BTM entry or embedded helper whose path is stale, user-writable, or whose signer / Team ID does not match the enclosing app.
New SSH key on a sensitive account with no corresponding admin workflow, ticket, or rotation event.
ZDOTDIR set to an unusual path or shell rc files that silently source another script from a hidden or transient location.
Unexpected third-party entry in systemextensionsctl list or a kext that appears on a host where one is not operationally expected.
New Chromium extension ID, policy-forced install, or managed profile entry; Safari appex whose signer or owner app does not fit the baseline.
.pth file containing executable import lines, or a new sitecustomize.py / usercustomize.py under an unexpected site-packages directory.
Trusted binary that suddenly loads a dylib from a user-writable path, hidden directory, or a location inconsistent with the app’s normal install layout.
Corroborating Evidence
01Signature / Team ID: confirm the persisted component, its owner app, and any helper all chain to the same signer where that is expected.
02Quarantine / provenance: inspect xattr -l for com.apple.quarantine and review how the artifact first arrived on the host.
03Timestamps: compare birthtime, mtime, and first-seen telemetry against the suspected execution or install window.
04Unified Logs: pivot to system and install events around the write or enablement time, especially for launchd, extensions, login items, and package installs.
05Process ancestry: identify what created or modified the artifact, then compare that parent process to expected install or admin workflow.

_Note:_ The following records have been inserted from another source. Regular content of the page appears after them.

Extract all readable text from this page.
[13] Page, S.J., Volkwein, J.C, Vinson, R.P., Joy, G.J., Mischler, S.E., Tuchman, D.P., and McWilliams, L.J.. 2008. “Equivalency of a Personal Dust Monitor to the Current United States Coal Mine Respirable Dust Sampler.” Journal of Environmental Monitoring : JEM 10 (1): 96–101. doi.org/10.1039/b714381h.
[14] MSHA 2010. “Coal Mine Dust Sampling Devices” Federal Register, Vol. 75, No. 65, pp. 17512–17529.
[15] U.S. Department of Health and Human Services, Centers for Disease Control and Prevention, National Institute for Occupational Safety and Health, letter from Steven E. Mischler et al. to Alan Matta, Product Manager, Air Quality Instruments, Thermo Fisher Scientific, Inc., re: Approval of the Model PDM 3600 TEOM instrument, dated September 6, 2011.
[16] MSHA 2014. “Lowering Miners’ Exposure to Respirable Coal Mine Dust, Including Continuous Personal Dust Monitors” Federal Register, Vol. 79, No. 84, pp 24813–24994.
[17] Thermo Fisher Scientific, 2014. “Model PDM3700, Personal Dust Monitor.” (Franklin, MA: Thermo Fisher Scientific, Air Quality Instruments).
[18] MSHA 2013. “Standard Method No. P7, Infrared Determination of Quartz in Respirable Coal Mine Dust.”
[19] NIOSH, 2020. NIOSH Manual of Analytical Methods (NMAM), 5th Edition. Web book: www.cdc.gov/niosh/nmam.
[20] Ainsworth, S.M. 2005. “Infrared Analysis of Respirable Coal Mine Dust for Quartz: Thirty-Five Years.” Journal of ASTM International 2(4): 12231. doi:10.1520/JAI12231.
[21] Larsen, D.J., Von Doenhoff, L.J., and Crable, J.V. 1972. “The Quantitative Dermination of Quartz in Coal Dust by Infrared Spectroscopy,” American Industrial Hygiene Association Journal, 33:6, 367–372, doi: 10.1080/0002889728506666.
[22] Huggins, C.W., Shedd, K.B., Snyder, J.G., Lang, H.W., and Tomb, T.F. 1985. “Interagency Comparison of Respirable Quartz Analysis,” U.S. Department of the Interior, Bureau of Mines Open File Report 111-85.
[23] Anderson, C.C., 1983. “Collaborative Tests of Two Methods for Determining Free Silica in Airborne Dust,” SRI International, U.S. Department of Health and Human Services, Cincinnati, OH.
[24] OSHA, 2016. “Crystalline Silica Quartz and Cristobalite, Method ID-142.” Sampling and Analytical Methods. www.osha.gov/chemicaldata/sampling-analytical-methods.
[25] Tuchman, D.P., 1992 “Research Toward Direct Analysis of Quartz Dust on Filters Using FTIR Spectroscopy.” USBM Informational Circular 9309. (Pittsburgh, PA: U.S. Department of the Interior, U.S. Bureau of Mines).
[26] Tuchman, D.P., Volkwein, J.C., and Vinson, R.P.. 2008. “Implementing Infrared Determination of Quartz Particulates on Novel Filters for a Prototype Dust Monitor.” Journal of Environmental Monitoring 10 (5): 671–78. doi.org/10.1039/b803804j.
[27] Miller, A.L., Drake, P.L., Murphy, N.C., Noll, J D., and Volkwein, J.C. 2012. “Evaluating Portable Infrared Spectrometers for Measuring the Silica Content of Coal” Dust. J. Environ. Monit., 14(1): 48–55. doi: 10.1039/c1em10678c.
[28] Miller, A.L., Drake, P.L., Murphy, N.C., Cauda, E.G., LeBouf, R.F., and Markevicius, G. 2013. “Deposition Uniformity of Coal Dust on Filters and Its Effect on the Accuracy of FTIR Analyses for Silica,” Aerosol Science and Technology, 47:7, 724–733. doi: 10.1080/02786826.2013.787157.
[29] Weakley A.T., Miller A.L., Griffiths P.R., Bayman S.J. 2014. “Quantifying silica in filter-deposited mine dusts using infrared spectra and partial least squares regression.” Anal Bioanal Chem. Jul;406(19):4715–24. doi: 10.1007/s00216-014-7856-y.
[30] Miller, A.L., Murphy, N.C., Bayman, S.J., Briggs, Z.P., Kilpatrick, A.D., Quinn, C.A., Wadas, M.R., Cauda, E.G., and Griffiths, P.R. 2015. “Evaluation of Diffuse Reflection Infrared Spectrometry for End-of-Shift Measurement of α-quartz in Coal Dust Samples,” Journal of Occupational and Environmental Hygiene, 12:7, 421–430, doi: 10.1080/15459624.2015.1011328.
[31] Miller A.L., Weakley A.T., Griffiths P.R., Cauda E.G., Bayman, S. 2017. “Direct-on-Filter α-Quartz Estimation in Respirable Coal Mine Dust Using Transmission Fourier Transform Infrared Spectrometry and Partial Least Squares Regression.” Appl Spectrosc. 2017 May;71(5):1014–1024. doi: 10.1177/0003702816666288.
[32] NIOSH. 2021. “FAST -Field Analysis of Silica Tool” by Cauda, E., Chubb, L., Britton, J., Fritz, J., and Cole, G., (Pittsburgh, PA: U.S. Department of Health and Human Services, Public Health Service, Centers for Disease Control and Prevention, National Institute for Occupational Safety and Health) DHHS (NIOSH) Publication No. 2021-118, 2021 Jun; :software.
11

06Policy context: separate enterprise-managed state from suspicious state by checking MDM, managed preferences, forced browser installs, and approved extension workflows.
07Receipts / app ownership: correlate pkg receipts, app bundle metadata, and on-disk owner app presence before calling an embedded helper or extension malicious.
Logs / Telemetry to Check
01Unified Logs for launch activity, especially suspicious launchd labels, repeated failures, and unexpected restarts.
02backgroundtaskmanagementagent and related BTM records when Login Items or helpers look inconsistent with the installed app set.
03sysextd, systemextensionsctl output, and approval-related records when a system extension or driver stack is in scope.
04install.log and package provenance when preinstall / postinstall or helper deployment appears to have introduced persistence.
05sshd logs plus auth context for unexpected authorized_keys changes, custom AuthorizedKeysFile usage, or unusual remote access timing.
06Signer, Team ID, notarization, quarantine xattrs, mtime / birthtime, and first-seen telemetry to validate whether the artifact matches its claimed parent app or install flow.